O çocuk, Burak Yılmaz.
***
Hem Türk Futbolu’nun, hem Trabzonspor’un, hem Milli Takım’ın ümidi, en büyük yıldızı.
***
Şimdilik 11 gol attı.
Açık ara, Gol Kralı olacak.
***
Futbolu bırakmaya karar verip, şarampol’e yuvarlanacağı sırada... Futbol hayatı Şarampolspor’da sonlanan babasının hamlesiyle, zirveye çıkmayı başaran evlat.
***
Baba’ya gelince...
***
Fikret Yılmaz.
Adana’yı, İstanbul’u, Balıkesir’i, Antalya’yı, Kütahya’yı dolaşıp, Şarampolspor’da kontağı kapattı. Sonra tekrar marşa bastı, antrenör olarak, Malatya’yı, Trabzon’u, İzmir’i, Ankara’yı dolaşıp, Kayseri’ye geldi.
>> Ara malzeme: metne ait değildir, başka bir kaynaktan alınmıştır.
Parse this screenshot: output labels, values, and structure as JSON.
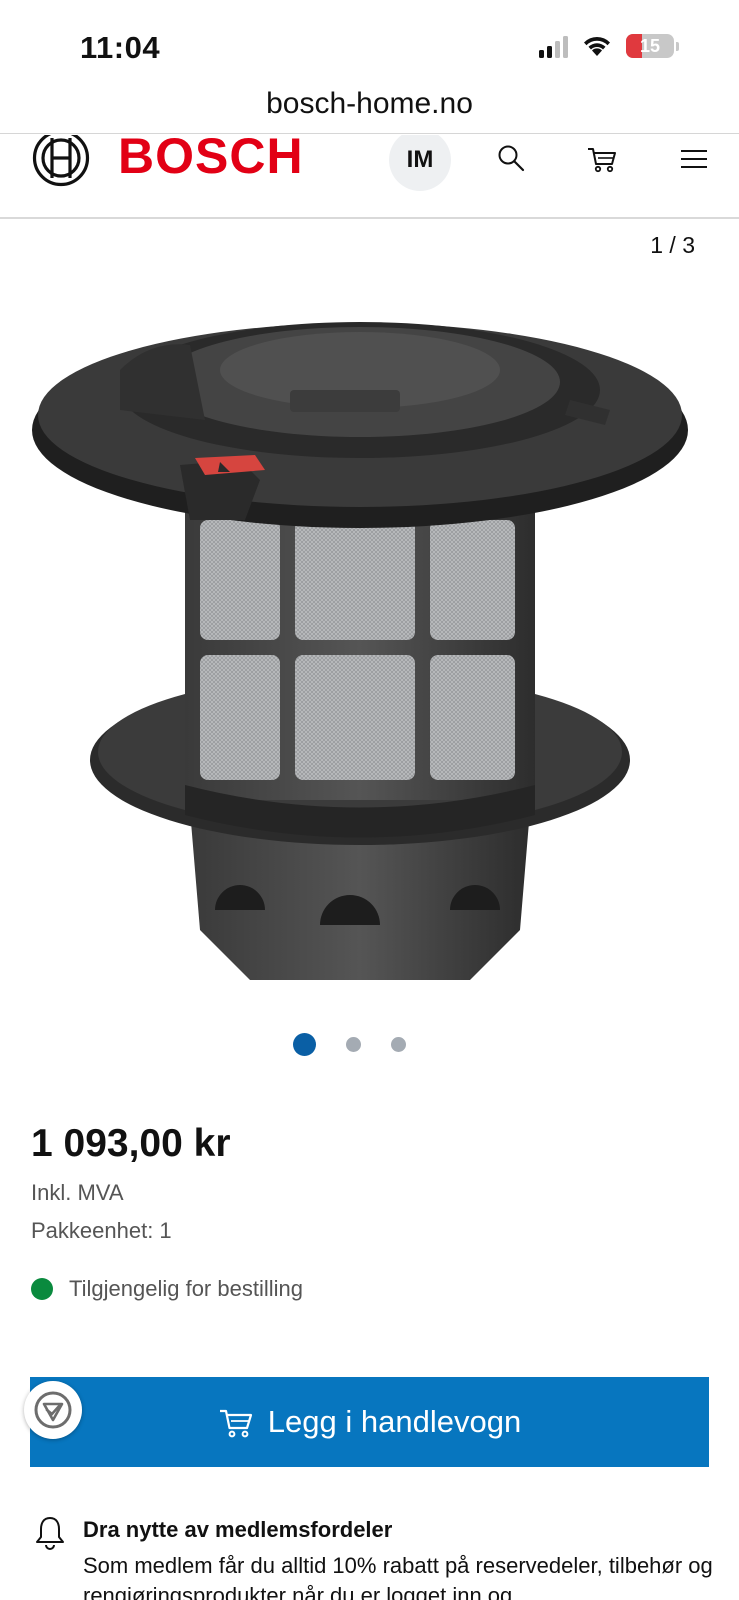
{
  "status_bar": {
    "time": "11:04",
    "battery": "15"
  },
  "browser": {
    "url": "bosch-home.no"
  },
  "header": {
    "brand": "BOSCH",
    "avatar_initials": "IM"
  },
  "gallery": {
    "counter": "1 / 3",
    "total_images": 3,
    "active_index": 0
  },
  "product": {
    "price": "1 093,00 kr",
    "vat_note": "Inkl. MVA",
    "pack_unit": "Pakkeenhet: 1",
    "availability": "Tilgjengelig for bestilling",
    "add_to_cart_label": "Legg i handlevogn"
  },
  "member_benefits": {
    "title": "Dra nytte av medlemsfordeler",
    "text": "Som medlem får du alltid 10% rabatt på reservedeler, tilbehør og rengjøringsprodukter når du er logget inn og"
  },
  "colors": {
    "brand_red": "#e20015",
    "primary_blue": "#0776bf",
    "available_green": "#0a8a3e",
    "active_dot": "#0a5fa5"
  }
}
Ama, bu sefer antrenör olarak değil. Teknik direktör olarak.
***
Erciyesspor’un teknik direktörü o... Bank Asya’da lider... Süper Lig’in en büyük adaylarından.
***
Anadolu yollarında kilometre yapıp, futbol hayatını Şarampol’de sonlandıran... Şarampol’e yuvarlanmak üzere olan oğlunu, zirveye taşıyan... Ve, kendisi de zirveye çıkan bir baba.
***
Burası ABD olsa...
Hollywood’ta film olur kardeşim.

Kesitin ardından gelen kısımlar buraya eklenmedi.